No Arbitration for Bank in Overdraft Fee Dispute

     (CN) - The U.S. branch of the Royal Bank of Canada cannot force customers to arbitrate claims that they were charged excessive overdraft fees, the 11th Circuit ruled.
     The federal appeals court in Atlanta found that RBC Bank USA's latest contract had no arbitration clause and the "parties' silence provides no evidence that they agreed to be bound to arbitrate their disputes."
     The lawsuit, filed by Michael Dasher, is one of several that were consolidated in federal court in the Southern District of Florida. Customers accuse the bank of reordering debit card purchases at the end of each day to draw funds for larger purchases before smaller ones. This allegedly allowed the bank to rake in more $35 overdraft fees on the smaller items.
     A federal judge in Florida twice denied RBC's bid to force Dasher to arbitrate his individual claims.
     The first time, the judge concluded that the arbitration clause in the bank's 2008 account agreement was unenforceable, as it effectively deterred customers from suing.
     In 2012, shortly after RBC renewed its motion to compel arbitration, the bank was acquired by PNC Financial Services Group Inc.
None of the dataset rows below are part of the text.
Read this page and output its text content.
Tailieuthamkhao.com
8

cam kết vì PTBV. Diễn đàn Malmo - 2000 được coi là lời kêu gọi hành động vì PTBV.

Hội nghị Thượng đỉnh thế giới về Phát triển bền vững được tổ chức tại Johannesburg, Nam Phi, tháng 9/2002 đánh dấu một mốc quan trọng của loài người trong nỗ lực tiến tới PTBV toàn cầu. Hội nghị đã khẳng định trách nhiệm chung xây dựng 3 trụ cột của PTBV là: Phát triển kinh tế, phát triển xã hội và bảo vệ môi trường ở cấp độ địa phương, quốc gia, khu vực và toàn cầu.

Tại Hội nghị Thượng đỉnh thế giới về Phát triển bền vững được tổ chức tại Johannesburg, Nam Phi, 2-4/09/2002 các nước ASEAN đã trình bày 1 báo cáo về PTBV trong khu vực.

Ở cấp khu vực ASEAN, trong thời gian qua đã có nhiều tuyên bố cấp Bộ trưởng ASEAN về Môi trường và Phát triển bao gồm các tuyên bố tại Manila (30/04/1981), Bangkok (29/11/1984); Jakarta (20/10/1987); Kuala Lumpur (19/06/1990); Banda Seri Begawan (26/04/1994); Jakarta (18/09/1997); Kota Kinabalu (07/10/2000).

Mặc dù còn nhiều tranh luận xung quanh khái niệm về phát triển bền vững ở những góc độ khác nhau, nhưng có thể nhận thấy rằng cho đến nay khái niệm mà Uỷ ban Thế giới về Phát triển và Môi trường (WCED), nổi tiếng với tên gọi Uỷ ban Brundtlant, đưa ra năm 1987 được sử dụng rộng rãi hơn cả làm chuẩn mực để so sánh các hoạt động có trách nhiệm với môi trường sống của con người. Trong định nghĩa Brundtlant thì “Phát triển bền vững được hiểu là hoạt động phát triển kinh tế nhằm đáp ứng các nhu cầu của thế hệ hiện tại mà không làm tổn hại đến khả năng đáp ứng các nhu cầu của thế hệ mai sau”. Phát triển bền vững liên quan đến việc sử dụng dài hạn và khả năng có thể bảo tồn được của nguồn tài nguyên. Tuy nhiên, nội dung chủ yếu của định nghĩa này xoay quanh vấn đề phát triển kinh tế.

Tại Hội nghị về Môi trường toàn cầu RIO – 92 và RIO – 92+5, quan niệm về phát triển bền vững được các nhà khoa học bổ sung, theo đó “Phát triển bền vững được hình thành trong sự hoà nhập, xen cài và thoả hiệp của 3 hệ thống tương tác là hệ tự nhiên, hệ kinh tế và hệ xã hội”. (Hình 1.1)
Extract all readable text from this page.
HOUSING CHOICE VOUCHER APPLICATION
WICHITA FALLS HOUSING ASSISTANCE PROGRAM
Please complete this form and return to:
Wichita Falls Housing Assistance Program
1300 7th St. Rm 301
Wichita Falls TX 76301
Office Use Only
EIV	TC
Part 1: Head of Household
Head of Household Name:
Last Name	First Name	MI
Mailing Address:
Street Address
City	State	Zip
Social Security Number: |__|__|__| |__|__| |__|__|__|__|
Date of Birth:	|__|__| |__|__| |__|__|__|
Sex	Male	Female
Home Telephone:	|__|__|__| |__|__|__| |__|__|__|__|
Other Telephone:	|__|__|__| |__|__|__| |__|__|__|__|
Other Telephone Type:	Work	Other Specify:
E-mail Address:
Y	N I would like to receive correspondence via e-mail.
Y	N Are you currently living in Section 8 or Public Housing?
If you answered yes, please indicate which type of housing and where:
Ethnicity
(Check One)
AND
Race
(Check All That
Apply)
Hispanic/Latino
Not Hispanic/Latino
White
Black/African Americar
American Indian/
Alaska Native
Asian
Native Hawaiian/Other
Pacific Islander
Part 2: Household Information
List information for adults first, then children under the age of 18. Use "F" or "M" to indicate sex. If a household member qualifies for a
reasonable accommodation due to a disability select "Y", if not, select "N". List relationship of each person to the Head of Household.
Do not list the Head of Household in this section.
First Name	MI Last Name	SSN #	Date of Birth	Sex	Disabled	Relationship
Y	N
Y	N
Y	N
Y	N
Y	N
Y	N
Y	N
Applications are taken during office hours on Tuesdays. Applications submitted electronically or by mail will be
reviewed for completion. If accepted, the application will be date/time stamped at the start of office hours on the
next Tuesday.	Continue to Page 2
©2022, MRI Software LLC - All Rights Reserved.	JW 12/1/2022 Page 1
The new owner issued -- and Dasher accepted -- a new account agreement containing no such clause.
     The 11th Circuit on Monday upheld the lower court's ruling that the new PNC agreement superseded the RBC agreement.
     "One of the rights PNC acquired from RBC under the RBC agreement was the right to change 'any part or parts of the agreement' at any time pursuant to the RBC agreement's amendment clause," Judge Charles Wilson wrote for the three-judge panel.
     "Further, if RBC -- or its successor PNC -- exercised this right and issued a new agreement, the amendment clause stipulated that 'the most current version of the agreement supersedes all prior versions and will at all times govern,'" he wrote, adding emphasis.
     The panel rejected the bank's claim that even if the old agreement was superseded, its arbitration clause remains binding because the new agreement did not specifically eliminate the clause.
     "This leads to the implausible conclusion that when parties indicate a clear intent to supersede a prior agreement, that superseding language applies to every term in the prior agreement except for arbitration provisions," Wilson wrote.
     RBC's claim that its original agreement stands because the dispute occurred while the RBC agreement was still effective failed to convince the court.
     Wilson noted that under the RBC agreement, "the most current version of the agreement supersedes all prior versions and will at all times govern."
     "'At all times' necessarily includes the past, present, and future, and therefore ... the superseding PNC agreement governs this dispute even though the facts giving rise to it occurred in the past," he concluded.